The research from Columbia Business School, supported by the Chazen Institute, suggests when using this strategy with a category like electronics, where product information is abundant, paid or sponsored ads typically perform worse, receiving between 5% to 20% fewer clicks, and 25% to 30% fewer conversions.

The data shows how sponsored product ads perform in relation to organic listings, and weighs the costs and benefits for consumers and marketers.

Professor Jerath and co-authors from the University of California, Irvine, and Carnegie Mellon University analyzed data from more than two million users on FlipKart, one of India’s large online marketplaces. The analysis uses popular product categories such as clothing and electronics. The two categories account for approximately 90% of sales on FlipKart.

The paper, Information Asymmetry and Relevance of Sponsored Listings in Online Marketplaces, sheds light on the effectiveness of sponsored listings compared to the organic listings they displace and how this varies by product category.  

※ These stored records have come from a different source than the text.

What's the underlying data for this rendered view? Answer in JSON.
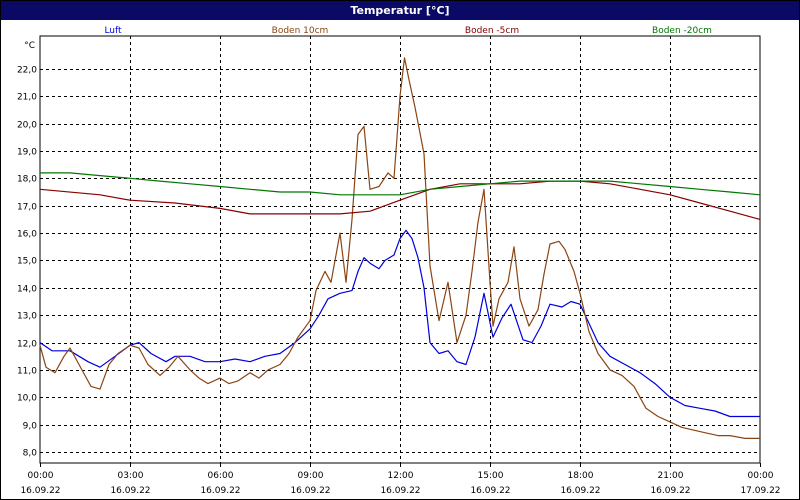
{
  "chart_data": {
    "type": "line",
    "title": "Temperatur [°C]",
    "ylabel": "°C",
    "ylim": [
      7.6,
      23.2
    ],
    "yticks": [
      "8,0",
      "9,0",
      "10,0",
      "11,0",
      "12,0",
      "13,0",
      "14,0",
      "15,0",
      "16,0",
      "17,0",
      "18,0",
      "19,0",
      "20,0",
      "21,0",
      "22,0"
    ],
    "ytick_values": [
      8,
      9,
      10,
      11,
      12,
      13,
      14,
      15,
      16,
      17,
      18,
      19,
      20,
      21,
      22
    ],
    "x_hours_range": [
      0,
      24
    ],
    "xticks": [
      {
        "time": "00:00",
        "date": "16.09.22"
      },
      {
        "time": "03:00",
        "date": "16.09.22"
      },
      {
        "time": "06:00",
        "date": "16.09.22"
      },
      {
        "time": "09:00",
        "date": "16.09.22"
      },
      {
        "time": "12:00",
        "date": "16.09.22"
      },
      {
        "time": "15:00",
        "date": "16.09.22"
      },
      {
        "time": "18:00",
        "date": "16.09.22"
      },
      {
        "time": "21:00",
        "date": "16.09.22"
      },
      {
        "time": "00:00",
        "date": "17.09.22"
      }
    ],
    "grid": true,
    "legend_position": "top",
    "series": [
      {
        "name": "Luft",
        "color": "#0000dd",
        "points": [
          [
            0,
            12.0
          ],
          [
            0.4,
            11.7
          ],
          [
            1.0,
            11.7
          ],
          [
            1.6,
            11.3
          ],
          [
            2.0,
            11.1
          ],
          [
            2.5,
            11.5
          ],
          [
            3.0,
            11.9
          ],
          [
            3.3,
            12.0
          ],
          [
            3.7,
            11.6
          ],
          [
            4.2,
            11.3
          ],
          [
            4.5,
            11.5
          ],
          [
            5.0,
            11.5
          ],
          [
            5.5,
            11.3
          ],
          [
            6.0,
            11.3
          ],
          [
            6.5,
            11.4
          ],
          [
            7.0,
            11.3
          ],
          [
            7.5,
            11.5
          ],
          [
            8.0,
            11.6
          ],
          [
            8.5,
            12.0
          ],
          [
            9.0,
            12.5
          ],
          [
            9.3,
            13.0
          ],
          [
            9.6,
            13.6
          ],
          [
            10.0,
            13.8
          ],
          [
            10.4,
            13.9
          ],
          [
            10.6,
            14.6
          ],
          [
            10.8,
            15.1
          ],
          [
            11.0,
            14.9
          ],
          [
            11.3,
            14.7
          ],
          [
            11.5,
            15.0
          ],
          [
            11.8,
            15.2
          ],
          [
            12.0,
            15.8
          ],
          [
            12.2,
            16.1
          ],
          [
            12.4,
            15.8
          ],
          [
            12.6,
            15.1
          ],
          [
            12.8,
            14.0
          ],
          [
            13.0,
            12.0
          ],
          [
            13.3,
            11.6
          ],
          [
            13.6,
            11.7
          ],
          [
            13.9,
            11.3
          ],
          [
            14.2,
            11.2
          ],
          [
            14.5,
            12.2
          ],
          [
            14.8,
            13.8
          ],
          [
            15.1,
            12.2
          ],
          [
            15.4,
            12.9
          ],
          [
            15.7,
            13.4
          ],
          [
            16.1,
            12.1
          ],
          [
            16.4,
            12.0
          ],
          [
            16.7,
            12.6
          ],
          [
            17.0,
            13.4
          ],
          [
            17.4,
            13.3
          ],
          [
            17.7,
            13.5
          ],
          [
            18.0,
            13.4
          ],
          [
            18.3,
            12.7
          ],
          [
            18.6,
            12.0
          ],
          [
            19.0,
            11.5
          ],
          [
            19.5,
            11.2
          ],
          [
            20.0,
            10.9
          ],
          [
            20.5,
            10.5
          ],
          [
            21.0,
            10.0
          ],
          [
            21.5,
            9.7
          ],
          [
            22.0,
            9.6
          ],
          [
            22.5,
            9.5
          ],
          [
            23.0,
            9.3
          ],
          [
            24.0,
            9.3
          ]
        ]
      },
      {
        "name": "Boden 10cm",
        "color": "#8b4513",
        "points": [
          [
            0,
            11.9
          ],
          [
            0.2,
            11.1
          ],
          [
            0.5,
            10.9
          ],
          [
            0.8,
            11.5
          ],
          [
            1.0,
            11.8
          ],
          [
            1.3,
            11.2
          ],
          [
            1.7,
            10.4
          ],
          [
            2.0,
            10.3
          ],
          [
            2.3,
            11.2
          ],
          [
            2.6,
            11.6
          ],
          [
            3.0,
            11.9
          ],
          [
            3.3,
            11.8
          ],
          [
            3.6,
            11.2
          ],
          [
            4.0,
            10.8
          ],
          [
            4.3,
            11.1
          ],
          [
            4.6,
            11.5
          ],
          [
            5.0,
            11.0
          ],
          [
            5.3,
            10.7
          ],
          [
            5.6,
            10.5
          ],
          [
            6.0,
            10.7
          ],
          [
            6.3,
            10.5
          ],
          [
            6.6,
            10.6
          ],
          [
            7.0,
            10.9
          ],
          [
            7.3,
            10.7
          ],
          [
            7.6,
            11.0
          ],
          [
            8.0,
            11.2
          ],
          [
            8.3,
            11.6
          ],
          [
            8.6,
            12.2
          ],
          [
            9.0,
            12.8
          ],
          [
            9.2,
            13.9
          ],
          [
            9.5,
            14.6
          ],
          [
            9.7,
            14.2
          ],
          [
            10.0,
            16.0
          ],
          [
            10.2,
            14.2
          ],
          [
            10.4,
            16.5
          ],
          [
            10.6,
            19.6
          ],
          [
            10.8,
            19.9
          ],
          [
            11.0,
            17.6
          ],
          [
            11.3,
            17.7
          ],
          [
            11.6,
            18.2
          ],
          [
            11.8,
            18.0
          ],
          [
            12.0,
            21.0
          ],
          [
            12.15,
            22.4
          ],
          [
            12.3,
            21.6
          ],
          [
            12.5,
            20.6
          ],
          [
            12.8,
            18.9
          ],
          [
            13.0,
            14.8
          ],
          [
            13.3,
            12.8
          ],
          [
            13.6,
            14.2
          ],
          [
            13.9,
            12.0
          ],
          [
            14.2,
            13.0
          ],
          [
            14.4,
            14.6
          ],
          [
            14.6,
            16.4
          ],
          [
            14.8,
            17.6
          ],
          [
            15.0,
            14.2
          ],
          [
            15.1,
            12.6
          ],
          [
            15.3,
            13.6
          ],
          [
            15.6,
            14.2
          ],
          [
            15.8,
            15.5
          ],
          [
            16.0,
            13.6
          ],
          [
            16.3,
            12.6
          ],
          [
            16.6,
            13.2
          ],
          [
            16.8,
            14.5
          ],
          [
            17.0,
            15.6
          ],
          [
            17.3,
            15.7
          ],
          [
            17.5,
            15.4
          ],
          [
            17.8,
            14.6
          ],
          [
            18.0,
            13.8
          ],
          [
            18.3,
            12.4
          ],
          [
            18.6,
            11.6
          ],
          [
            19.0,
            11.0
          ],
          [
            19.4,
            10.8
          ],
          [
            19.8,
            10.4
          ],
          [
            20.2,
            9.6
          ],
          [
            20.6,
            9.3
          ],
          [
            21.0,
            9.1
          ],
          [
            21.4,
            8.9
          ],
          [
            21.8,
            8.8
          ],
          [
            22.2,
            8.7
          ],
          [
            22.6,
            8.6
          ],
          [
            23.0,
            8.6
          ],
          [
            23.5,
            8.5
          ],
          [
            24.0,
            8.5
          ]
        ]
      },
      {
        "name": "Boden -5cm",
        "color": "#880000",
        "points": [
          [
            0,
            17.6
          ],
          [
            2.0,
            17.4
          ],
          [
            3.0,
            17.2
          ],
          [
            4.5,
            17.1
          ],
          [
            6.0,
            16.9
          ],
          [
            7.0,
            16.7
          ],
          [
            8.0,
            16.7
          ],
          [
            9.0,
            16.7
          ],
          [
            10.0,
            16.7
          ],
          [
            11.0,
            16.8
          ],
          [
            12.0,
            17.2
          ],
          [
            13.0,
            17.6
          ],
          [
            14.0,
            17.8
          ],
          [
            15.0,
            17.8
          ],
          [
            16.0,
            17.8
          ],
          [
            17.0,
            17.9
          ],
          [
            18.0,
            17.9
          ],
          [
            19.0,
            17.8
          ],
          [
            20.0,
            17.6
          ],
          [
            21.0,
            17.4
          ],
          [
            22.0,
            17.1
          ],
          [
            23.0,
            16.8
          ],
          [
            24.0,
            16.5
          ]
        ]
      },
      {
        "name": "Boden -20cm",
        "color": "#007700",
        "points": [
          [
            0,
            18.2
          ],
          [
            1.0,
            18.2
          ],
          [
            2.0,
            18.1
          ],
          [
            3.0,
            18.0
          ],
          [
            4.0,
            17.9
          ],
          [
            5.0,
            17.8
          ],
          [
            6.0,
            17.7
          ],
          [
            7.0,
            17.6
          ],
          [
            8.0,
            17.5
          ],
          [
            9.0,
            17.5
          ],
          [
            10.0,
            17.4
          ],
          [
            11.0,
            17.4
          ],
          [
            12.0,
            17.4
          ],
          [
            13.0,
            17.6
          ],
          [
            14.0,
            17.7
          ],
          [
            15.0,
            17.8
          ],
          [
            16.0,
            17.9
          ],
          [
            17.0,
            17.9
          ],
          [
            18.0,
            17.9
          ],
          [
            19.0,
            17.9
          ],
          [
            20.0,
            17.8
          ],
          [
            21.0,
            17.7
          ],
          [
            22.0,
            17.6
          ],
          [
            23.0,
            17.5
          ],
          [
            24.0,
            17.4
          ]
        ]
      }
    ]
  }
}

Depending on the product category, sponsored listings can enhance the effectiveness of consumer searches and increase sales conversion rates as well as marketplace profit, according to the study. The research was supported by The Chazen Institute at Columbia Business School.

Vibhanshu Abhishek, associate professor of Information Systems at the University of California, Irvine, and Siddhartha Sharma, PhD student at Carnegie Mellon University, also participated in the research.

The findings in the paper, according to the researchers, have important implications for e-commerce managers.

One possible implication of the study is regardless of the product category, sponsored products are only supplementing the core business of transactions by generating more revenue.

Allowing for sponsored listings also seems a way to solve “the classic cold start problem” of recommending goods. Rather than running costly experiments with a large number of users to identify products, paid and sponsored search serves as a tool for consumers to find new products.

Marketers who are concerned about enhancing the consumer experience may want to use relevance in addition to the bidding and quality-score adjustment, when deciding what the winner of the auctions is in searches related to product categories.

This column was previously published in the Search Insider on September 13, 2019.